26 hours in Honduras

Very fast crossing of the country with Argentinian food and discovery that Czechs make good guns

We cross the boarder in similar way like before – we pass the lines of waiting trucks. In Honduras we pay the entrance fee and refuse all “amigos” who want to change our money and hold such a big pile of money which we don’t even dream about.

We cycle 50km more and we don’t see much difference from El Salvador (they have different currency and there are not pupusa stands on each corner). 30km is still ahead of us when we finally stop a car and with every hill we are happy for this help.

In Choluteca we visit something like McDonald’s (they have wifi and we need to contact our today’s host and roaming on our phone doesn’t work :/) and wait for Mario. He comes with his friend Daniel. Both are very friendly and hospitable. They have perfect English and our Spanish is poor – easy to guess which language we speak most of the time. Mario hosts mostly motobikers and cyclists and so he can show us many interesting websites of people who stopped here. In the evening we try an Argentinian culinary specialty in Daniel’s stand (his father is from Argentina) and talk till we really feel we should go to get some rest. We sleep outside next to a pool table under a roof which is perfect till it starts to rain and the water drops on our heads.
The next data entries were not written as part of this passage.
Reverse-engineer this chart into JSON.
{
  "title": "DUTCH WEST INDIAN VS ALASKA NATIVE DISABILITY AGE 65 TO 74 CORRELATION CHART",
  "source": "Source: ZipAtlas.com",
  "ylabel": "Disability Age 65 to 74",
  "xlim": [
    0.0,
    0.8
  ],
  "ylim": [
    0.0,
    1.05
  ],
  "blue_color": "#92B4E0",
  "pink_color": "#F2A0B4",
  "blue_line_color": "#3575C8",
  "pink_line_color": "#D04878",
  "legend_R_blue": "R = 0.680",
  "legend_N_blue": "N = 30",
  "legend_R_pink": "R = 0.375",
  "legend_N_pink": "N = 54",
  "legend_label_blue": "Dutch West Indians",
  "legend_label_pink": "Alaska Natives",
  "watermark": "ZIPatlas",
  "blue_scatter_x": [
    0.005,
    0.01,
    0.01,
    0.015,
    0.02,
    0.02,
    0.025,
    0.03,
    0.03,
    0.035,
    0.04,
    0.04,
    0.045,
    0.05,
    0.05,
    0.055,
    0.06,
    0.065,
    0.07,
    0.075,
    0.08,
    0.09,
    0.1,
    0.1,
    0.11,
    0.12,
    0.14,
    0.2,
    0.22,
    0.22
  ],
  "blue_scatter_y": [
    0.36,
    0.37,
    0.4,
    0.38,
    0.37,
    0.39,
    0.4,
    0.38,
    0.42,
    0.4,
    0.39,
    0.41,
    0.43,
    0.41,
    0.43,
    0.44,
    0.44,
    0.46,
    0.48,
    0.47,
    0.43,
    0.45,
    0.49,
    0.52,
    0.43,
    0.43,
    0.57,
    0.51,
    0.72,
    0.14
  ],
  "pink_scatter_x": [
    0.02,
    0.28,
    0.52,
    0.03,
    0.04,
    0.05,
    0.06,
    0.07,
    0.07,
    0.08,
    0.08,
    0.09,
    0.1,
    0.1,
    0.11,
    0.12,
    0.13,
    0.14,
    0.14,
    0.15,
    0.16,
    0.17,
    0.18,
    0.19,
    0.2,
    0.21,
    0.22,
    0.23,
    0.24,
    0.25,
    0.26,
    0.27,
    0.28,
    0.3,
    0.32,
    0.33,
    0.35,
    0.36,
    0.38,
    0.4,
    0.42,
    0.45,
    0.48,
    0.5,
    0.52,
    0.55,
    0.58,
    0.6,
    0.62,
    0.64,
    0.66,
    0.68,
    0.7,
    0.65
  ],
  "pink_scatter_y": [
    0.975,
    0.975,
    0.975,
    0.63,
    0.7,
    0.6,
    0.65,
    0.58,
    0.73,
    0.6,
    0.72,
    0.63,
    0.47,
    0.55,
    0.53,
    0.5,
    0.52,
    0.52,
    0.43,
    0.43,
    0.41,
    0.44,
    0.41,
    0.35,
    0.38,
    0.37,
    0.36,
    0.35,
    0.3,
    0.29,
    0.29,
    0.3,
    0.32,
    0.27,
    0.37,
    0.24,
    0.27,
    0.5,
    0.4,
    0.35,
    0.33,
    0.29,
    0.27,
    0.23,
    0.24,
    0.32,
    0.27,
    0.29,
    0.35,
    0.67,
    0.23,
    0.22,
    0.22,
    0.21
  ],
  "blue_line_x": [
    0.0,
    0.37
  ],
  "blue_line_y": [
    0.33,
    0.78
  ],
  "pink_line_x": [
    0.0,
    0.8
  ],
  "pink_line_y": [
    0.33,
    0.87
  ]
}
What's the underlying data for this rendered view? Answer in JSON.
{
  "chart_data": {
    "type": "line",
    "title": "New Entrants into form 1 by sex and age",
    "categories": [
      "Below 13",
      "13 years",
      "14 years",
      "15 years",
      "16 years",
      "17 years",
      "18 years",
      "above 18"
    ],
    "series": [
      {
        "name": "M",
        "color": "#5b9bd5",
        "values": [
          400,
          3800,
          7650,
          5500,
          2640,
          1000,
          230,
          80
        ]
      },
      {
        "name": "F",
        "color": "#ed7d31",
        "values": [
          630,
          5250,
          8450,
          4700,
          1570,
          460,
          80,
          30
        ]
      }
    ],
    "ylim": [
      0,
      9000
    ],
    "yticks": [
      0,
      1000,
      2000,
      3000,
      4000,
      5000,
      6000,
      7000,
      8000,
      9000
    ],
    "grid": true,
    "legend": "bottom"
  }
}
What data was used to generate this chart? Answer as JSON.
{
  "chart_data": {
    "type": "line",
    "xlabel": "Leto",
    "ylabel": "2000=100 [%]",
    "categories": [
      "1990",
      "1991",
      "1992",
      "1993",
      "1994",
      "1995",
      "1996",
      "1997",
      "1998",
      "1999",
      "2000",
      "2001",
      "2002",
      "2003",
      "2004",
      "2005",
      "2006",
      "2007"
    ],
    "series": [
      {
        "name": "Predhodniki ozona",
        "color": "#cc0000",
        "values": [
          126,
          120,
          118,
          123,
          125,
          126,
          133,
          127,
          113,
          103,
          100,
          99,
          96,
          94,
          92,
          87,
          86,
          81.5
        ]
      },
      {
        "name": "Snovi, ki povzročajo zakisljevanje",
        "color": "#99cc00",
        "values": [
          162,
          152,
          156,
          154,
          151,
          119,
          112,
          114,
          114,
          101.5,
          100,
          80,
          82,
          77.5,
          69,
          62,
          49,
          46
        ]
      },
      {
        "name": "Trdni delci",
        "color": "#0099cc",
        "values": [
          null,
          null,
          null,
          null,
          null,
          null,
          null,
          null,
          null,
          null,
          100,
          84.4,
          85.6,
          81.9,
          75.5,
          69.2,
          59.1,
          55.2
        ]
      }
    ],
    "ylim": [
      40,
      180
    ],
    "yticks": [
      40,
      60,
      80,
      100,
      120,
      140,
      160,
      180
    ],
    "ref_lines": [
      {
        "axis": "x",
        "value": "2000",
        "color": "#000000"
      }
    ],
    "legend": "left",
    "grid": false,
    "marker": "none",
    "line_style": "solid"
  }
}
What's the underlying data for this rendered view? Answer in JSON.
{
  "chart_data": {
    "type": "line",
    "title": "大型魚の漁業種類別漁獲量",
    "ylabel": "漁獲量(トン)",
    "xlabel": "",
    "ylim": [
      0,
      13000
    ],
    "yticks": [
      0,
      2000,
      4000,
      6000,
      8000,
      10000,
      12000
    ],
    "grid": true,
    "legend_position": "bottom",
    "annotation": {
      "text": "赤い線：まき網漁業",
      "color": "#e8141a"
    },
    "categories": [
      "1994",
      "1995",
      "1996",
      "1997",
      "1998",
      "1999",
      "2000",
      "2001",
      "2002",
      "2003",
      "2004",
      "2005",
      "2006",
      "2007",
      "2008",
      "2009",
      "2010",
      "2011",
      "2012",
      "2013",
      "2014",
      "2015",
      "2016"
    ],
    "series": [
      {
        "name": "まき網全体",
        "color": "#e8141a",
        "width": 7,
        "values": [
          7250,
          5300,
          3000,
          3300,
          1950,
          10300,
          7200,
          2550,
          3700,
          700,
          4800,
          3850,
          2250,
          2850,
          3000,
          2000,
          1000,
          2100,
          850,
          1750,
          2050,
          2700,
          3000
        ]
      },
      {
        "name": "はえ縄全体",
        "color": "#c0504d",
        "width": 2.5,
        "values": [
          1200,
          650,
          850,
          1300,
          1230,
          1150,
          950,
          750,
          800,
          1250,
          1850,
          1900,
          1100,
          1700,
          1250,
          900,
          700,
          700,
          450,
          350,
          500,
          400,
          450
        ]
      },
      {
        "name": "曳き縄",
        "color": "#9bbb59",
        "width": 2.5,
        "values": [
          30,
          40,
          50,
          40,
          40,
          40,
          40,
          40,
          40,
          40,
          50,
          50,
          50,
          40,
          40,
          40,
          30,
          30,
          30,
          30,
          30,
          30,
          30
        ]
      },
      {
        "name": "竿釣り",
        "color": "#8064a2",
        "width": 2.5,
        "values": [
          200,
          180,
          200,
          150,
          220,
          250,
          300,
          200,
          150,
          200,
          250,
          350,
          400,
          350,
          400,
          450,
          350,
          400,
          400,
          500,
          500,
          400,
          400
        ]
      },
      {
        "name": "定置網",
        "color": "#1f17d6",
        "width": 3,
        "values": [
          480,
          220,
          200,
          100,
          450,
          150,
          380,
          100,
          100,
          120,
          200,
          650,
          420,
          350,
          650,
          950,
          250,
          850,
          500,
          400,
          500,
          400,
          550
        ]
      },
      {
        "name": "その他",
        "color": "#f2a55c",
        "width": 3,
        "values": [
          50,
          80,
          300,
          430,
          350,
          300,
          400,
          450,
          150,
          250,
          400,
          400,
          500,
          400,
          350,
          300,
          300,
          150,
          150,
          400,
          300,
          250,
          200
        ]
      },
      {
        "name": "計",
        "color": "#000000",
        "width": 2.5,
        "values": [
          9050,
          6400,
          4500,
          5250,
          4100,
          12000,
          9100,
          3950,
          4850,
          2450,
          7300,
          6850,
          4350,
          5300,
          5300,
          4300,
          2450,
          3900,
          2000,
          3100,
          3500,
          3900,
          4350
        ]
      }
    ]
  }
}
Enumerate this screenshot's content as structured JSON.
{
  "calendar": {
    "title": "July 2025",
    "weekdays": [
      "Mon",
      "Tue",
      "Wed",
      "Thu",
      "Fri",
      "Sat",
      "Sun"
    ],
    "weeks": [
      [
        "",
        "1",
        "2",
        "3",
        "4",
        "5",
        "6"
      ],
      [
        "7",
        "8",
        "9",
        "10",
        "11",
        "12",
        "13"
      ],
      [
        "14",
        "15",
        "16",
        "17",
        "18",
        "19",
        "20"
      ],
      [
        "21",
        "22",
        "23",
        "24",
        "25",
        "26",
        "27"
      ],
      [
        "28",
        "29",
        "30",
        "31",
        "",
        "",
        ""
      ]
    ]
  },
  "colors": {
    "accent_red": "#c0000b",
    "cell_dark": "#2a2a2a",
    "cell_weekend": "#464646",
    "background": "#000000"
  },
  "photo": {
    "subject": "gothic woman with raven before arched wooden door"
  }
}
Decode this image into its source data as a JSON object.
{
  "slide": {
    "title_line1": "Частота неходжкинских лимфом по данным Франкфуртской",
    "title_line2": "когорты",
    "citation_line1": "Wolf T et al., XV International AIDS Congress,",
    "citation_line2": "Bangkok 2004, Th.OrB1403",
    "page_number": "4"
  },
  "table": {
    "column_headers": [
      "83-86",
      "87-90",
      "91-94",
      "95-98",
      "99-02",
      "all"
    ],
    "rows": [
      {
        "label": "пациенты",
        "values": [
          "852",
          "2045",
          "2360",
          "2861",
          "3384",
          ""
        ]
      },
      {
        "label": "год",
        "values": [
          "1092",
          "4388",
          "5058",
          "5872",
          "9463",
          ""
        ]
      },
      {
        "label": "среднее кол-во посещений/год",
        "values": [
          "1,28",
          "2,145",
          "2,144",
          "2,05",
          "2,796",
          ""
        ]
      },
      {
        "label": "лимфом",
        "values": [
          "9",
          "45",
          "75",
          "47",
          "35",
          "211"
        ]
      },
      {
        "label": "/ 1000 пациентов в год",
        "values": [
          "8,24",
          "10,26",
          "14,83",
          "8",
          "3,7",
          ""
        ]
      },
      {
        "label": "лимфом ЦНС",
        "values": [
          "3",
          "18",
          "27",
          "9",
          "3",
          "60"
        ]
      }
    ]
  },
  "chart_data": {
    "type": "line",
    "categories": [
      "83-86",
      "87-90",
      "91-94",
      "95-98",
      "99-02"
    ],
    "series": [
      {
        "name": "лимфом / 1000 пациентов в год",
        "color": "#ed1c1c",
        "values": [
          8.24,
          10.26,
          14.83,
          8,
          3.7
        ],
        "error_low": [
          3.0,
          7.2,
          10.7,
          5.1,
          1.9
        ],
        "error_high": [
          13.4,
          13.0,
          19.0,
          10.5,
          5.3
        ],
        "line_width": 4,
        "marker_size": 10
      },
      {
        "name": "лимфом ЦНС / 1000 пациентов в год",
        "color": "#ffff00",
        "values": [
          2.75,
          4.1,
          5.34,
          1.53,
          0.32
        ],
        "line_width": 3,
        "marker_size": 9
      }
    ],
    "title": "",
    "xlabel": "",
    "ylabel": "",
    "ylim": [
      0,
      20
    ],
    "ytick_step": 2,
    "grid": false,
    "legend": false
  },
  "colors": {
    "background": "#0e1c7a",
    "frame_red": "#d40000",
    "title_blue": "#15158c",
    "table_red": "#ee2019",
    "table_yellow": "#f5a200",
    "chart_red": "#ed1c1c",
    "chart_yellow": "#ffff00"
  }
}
In the morning we pack wet sleeping bags and we follow the advice of locals to hitchhike from beginning (the road should be bad with a lot of potholes). Plus I feel really bad and I prefer not to bicycle much. A car with a whole family stops (parents, 2 children, grandma). We talk with them about world, Honduras, Slovakia… The head of the family has a little chaos in the history of Europe but he glorifies the quality of Czech guns (our brothers have good cheese and beer but I don’t know much about this field). We stop couple of kilometers before the boarder and while we say goodbye he pulls out a firearm… fortunately he just wants to show us the “Made in Czech republic” mark.

Another immigration, same procedure, rain and Nicaragua. In 26 hours in this country we haven’t seen almost anything, we talked with minimum of locals and we didn’t try any local food. We cannot say almost anything about the country… but maybe we’ll return one day and will discover it’s beauties and tastes.